If you are to opt for the size of the smaller kite, the question is how large it should be between 13 square meters and 9 sq.m. Many people find these smaller sizes to be the most fun to drive as it is faster and easier to move around with. You will need to be an advanced player to choose the smaller kite of course.
There is talk of bow-kites, SLE kites, LEI-kites, foil kites, C kites, hybrid kites and others. All terms relating to a pretty pass. We start with a simple advice.
If you are a beginner, a C-kite is not recommended, choose instead any of the other types; SLE kite, bow-kite, delta kite or hybrid kite. Many different concepts, but they all have one thing in common; they have much less power making it easier and safer for a beginner to get started.
Kite’s properties and suitability for beginners will then more than the model than on the type of kite. Most kite manufacturers have a kite model that is primarily intended for beginners.
If you want to do a deep dive you will find short statement at the end of the article.

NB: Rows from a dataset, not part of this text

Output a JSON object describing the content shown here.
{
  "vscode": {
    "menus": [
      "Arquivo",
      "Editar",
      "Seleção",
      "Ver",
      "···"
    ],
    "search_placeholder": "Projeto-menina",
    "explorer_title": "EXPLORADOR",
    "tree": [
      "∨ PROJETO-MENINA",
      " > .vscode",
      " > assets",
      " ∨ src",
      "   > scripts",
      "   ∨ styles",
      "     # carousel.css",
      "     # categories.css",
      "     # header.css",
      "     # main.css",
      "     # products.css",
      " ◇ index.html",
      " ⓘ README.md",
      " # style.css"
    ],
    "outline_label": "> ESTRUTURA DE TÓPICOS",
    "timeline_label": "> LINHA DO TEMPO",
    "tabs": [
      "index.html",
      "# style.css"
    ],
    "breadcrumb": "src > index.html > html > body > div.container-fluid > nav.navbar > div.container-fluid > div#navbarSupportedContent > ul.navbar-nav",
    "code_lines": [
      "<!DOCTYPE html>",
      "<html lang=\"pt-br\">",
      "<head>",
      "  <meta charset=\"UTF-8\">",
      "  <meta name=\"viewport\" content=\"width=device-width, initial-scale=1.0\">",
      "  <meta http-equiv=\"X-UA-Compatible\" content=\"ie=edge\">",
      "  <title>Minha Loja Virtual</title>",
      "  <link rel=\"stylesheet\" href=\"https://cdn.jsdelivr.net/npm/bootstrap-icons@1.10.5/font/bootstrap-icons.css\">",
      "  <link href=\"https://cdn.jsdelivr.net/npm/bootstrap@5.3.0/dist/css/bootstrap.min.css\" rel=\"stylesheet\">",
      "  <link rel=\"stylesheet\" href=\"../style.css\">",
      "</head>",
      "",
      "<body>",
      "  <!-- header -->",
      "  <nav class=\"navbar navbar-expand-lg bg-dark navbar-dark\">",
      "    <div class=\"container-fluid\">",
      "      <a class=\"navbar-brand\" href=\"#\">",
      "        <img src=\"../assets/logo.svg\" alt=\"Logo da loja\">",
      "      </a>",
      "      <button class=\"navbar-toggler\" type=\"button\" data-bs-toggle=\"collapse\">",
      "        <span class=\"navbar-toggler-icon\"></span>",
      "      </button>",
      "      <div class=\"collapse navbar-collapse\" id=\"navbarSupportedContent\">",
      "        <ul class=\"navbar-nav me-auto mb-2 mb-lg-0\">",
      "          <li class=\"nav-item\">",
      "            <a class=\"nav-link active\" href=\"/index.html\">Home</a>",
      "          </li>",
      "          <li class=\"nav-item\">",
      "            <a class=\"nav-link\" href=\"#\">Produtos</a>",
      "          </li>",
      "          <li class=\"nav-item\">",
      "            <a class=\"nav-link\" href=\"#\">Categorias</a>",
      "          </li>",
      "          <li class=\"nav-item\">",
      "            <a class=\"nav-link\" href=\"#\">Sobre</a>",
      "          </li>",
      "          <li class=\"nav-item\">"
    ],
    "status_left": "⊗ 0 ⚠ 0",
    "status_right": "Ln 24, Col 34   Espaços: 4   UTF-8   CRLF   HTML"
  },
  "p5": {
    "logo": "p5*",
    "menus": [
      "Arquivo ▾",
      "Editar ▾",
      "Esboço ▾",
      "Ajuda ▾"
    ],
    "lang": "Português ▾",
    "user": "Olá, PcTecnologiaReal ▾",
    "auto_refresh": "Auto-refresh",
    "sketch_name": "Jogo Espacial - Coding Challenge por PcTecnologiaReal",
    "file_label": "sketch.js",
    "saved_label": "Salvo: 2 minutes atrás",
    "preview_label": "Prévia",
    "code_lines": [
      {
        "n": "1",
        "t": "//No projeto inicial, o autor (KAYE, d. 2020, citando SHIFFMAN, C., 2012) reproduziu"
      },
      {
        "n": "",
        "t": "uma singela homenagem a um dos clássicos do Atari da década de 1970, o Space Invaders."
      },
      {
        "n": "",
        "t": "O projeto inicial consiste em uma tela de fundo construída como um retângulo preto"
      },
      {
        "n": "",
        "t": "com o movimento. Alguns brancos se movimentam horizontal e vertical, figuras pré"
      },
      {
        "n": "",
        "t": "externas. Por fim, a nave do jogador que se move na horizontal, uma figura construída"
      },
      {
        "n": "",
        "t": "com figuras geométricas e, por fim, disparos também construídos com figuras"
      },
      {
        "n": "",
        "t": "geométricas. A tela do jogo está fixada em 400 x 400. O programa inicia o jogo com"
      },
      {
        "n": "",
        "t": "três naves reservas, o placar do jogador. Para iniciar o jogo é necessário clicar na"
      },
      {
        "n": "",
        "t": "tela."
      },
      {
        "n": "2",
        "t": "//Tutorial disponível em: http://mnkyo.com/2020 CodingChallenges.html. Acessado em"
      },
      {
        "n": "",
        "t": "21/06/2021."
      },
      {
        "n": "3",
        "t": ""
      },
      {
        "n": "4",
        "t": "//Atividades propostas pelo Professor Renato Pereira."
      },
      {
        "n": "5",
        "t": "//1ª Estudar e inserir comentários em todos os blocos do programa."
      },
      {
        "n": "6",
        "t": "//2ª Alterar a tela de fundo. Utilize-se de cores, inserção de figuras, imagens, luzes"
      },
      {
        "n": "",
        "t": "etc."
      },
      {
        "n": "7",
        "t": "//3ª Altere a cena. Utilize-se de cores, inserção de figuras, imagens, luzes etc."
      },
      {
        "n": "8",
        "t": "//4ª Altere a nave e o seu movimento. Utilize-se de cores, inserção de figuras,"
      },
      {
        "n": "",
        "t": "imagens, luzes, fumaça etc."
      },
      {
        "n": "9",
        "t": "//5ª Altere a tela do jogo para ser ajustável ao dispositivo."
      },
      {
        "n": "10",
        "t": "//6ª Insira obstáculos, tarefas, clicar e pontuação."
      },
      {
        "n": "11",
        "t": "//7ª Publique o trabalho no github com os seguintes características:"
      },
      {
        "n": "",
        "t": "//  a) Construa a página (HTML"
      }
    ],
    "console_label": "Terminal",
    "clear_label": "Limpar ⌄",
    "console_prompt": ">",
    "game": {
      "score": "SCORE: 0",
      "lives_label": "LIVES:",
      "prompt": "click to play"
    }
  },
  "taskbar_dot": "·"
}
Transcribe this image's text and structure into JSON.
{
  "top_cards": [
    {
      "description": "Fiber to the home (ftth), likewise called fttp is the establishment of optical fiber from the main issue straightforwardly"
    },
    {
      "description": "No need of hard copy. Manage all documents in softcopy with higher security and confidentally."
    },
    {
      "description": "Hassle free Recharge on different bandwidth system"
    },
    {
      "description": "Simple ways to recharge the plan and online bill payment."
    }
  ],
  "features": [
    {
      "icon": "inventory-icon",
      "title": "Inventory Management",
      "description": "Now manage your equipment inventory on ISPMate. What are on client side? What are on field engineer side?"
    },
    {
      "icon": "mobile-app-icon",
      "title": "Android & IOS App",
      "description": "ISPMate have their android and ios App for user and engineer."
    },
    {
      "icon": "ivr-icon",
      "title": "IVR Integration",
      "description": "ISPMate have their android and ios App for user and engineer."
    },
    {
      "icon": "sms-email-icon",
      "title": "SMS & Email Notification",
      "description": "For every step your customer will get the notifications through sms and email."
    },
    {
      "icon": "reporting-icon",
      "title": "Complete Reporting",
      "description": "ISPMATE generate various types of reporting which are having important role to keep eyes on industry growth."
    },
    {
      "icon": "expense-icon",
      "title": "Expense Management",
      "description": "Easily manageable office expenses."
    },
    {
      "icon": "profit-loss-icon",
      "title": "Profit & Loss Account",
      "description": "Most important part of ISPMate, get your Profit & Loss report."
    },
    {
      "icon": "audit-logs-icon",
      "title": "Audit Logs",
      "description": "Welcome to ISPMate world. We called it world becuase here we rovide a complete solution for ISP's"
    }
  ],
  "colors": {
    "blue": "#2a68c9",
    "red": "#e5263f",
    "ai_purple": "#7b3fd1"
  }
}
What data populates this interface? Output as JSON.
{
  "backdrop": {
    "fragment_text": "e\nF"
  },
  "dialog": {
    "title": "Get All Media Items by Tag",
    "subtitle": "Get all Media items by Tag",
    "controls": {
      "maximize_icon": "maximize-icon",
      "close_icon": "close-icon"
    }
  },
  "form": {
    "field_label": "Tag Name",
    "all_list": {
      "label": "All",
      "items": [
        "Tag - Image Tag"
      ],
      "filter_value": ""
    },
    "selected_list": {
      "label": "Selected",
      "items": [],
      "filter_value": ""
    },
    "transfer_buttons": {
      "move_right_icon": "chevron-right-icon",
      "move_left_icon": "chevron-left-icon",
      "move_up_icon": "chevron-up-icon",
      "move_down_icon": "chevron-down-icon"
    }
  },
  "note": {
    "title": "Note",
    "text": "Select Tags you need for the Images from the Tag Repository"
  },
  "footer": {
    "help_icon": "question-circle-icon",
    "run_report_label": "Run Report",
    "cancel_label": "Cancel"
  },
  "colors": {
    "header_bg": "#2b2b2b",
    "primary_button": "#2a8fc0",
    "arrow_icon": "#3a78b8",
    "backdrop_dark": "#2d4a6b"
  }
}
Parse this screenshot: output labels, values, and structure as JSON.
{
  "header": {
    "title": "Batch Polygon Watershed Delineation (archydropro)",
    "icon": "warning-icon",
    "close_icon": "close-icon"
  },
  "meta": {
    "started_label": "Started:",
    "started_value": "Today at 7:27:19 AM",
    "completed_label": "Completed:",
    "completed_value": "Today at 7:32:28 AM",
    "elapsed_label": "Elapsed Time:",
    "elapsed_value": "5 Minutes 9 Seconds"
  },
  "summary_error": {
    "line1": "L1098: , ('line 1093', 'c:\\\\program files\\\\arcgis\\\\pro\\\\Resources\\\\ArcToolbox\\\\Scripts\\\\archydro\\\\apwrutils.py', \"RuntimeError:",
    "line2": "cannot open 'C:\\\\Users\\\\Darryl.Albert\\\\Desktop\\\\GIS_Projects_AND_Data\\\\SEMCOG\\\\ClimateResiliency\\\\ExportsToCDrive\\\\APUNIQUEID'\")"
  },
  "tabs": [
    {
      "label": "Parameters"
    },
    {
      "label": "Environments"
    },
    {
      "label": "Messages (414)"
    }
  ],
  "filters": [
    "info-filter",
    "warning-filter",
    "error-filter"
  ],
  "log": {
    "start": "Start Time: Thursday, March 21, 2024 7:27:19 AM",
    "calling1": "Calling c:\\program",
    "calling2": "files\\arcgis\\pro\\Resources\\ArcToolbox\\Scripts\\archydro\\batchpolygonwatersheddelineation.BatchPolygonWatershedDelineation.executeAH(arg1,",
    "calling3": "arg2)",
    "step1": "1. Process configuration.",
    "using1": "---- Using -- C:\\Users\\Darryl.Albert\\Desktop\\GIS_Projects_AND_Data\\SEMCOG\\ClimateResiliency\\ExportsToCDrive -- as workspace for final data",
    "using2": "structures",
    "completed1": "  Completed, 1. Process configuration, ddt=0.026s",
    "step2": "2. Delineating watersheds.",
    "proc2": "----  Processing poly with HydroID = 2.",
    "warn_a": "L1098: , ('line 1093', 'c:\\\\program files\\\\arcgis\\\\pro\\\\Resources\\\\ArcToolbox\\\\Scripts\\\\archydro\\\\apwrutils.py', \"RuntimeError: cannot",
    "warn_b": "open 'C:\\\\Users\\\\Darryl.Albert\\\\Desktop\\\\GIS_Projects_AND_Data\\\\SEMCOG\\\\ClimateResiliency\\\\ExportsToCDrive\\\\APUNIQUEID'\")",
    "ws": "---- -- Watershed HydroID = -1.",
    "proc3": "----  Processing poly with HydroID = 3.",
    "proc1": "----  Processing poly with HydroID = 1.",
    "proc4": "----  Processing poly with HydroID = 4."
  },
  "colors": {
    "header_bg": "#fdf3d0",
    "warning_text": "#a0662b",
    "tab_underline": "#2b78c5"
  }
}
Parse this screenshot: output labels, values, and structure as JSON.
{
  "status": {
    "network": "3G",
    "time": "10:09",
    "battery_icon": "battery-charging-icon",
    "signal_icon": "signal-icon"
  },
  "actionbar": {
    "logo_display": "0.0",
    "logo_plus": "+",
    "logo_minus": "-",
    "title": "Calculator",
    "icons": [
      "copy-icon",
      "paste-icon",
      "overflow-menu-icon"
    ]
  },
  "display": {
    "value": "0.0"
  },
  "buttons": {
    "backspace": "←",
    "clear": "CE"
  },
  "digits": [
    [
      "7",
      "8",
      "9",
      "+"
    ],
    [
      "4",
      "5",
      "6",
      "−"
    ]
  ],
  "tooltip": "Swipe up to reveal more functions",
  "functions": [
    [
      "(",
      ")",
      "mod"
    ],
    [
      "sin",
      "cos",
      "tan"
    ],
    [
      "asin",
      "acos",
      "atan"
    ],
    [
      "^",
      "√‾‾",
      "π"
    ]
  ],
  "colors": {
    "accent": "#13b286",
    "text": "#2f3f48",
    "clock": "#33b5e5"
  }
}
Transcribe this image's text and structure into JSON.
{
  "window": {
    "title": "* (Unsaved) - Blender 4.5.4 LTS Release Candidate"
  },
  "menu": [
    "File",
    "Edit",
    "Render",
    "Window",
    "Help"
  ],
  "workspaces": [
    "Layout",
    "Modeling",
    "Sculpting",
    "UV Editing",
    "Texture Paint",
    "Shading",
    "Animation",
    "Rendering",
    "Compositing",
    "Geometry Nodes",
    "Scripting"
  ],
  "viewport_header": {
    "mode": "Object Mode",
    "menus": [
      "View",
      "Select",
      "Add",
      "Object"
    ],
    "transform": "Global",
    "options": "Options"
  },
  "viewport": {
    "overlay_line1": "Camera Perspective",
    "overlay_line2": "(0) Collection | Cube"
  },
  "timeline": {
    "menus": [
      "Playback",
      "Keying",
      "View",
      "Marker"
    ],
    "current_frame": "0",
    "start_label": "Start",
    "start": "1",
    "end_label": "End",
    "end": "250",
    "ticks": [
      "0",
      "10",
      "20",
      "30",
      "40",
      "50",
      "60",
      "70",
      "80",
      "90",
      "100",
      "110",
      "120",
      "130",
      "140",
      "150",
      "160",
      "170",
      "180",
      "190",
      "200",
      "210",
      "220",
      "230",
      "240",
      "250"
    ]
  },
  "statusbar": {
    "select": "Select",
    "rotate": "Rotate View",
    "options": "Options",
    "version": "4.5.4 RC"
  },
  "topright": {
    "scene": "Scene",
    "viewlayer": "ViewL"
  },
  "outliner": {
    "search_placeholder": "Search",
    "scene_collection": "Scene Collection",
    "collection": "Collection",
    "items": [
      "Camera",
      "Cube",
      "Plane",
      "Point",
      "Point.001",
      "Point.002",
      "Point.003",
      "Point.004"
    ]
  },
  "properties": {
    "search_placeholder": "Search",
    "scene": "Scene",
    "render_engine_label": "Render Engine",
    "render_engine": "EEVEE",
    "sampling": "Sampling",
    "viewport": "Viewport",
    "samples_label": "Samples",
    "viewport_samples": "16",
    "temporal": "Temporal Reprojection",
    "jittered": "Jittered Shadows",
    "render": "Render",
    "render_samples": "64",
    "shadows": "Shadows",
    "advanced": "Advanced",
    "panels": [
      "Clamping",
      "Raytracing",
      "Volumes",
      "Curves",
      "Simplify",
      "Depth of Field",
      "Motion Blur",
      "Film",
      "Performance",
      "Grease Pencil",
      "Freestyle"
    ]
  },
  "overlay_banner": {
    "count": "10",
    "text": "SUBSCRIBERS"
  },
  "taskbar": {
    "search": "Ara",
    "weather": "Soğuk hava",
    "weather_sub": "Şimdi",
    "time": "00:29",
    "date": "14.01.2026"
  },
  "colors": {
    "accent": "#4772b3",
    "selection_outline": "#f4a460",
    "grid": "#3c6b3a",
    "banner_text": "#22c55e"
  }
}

Kites are much more fun in the air than in water. As a first kite, it is good to choose a model that is easy to water start. The water start a big kite in light winds requires the right technology, which takes a while to learn.
No kite is good at everything, even if kite’s product info often claim the opposite. Think about the type of riding you will devote yourself to the upcoming season and then select the kite. Just because a kite is beginner-friendly it doesn’t need to be boring. “High Performance” kites are less suitable for beginners because they are uneasy in the air, has explosive force and more difficult to water start. However, it is perfectly fine to run advanced skiing on a beginner-friendly kite.
It may be affordable to buy used when kites have relatively poor resale value. Just be aware that the development of kites has gone very fast even if it has close off slightly in recent years. If you buy a kite from 2009 or newer of the more common brands, you can be sure that you get a good kite with a good security system. Look out for damage and weariness caused by sand and sun. Test and see if it wears well on fabric and seams.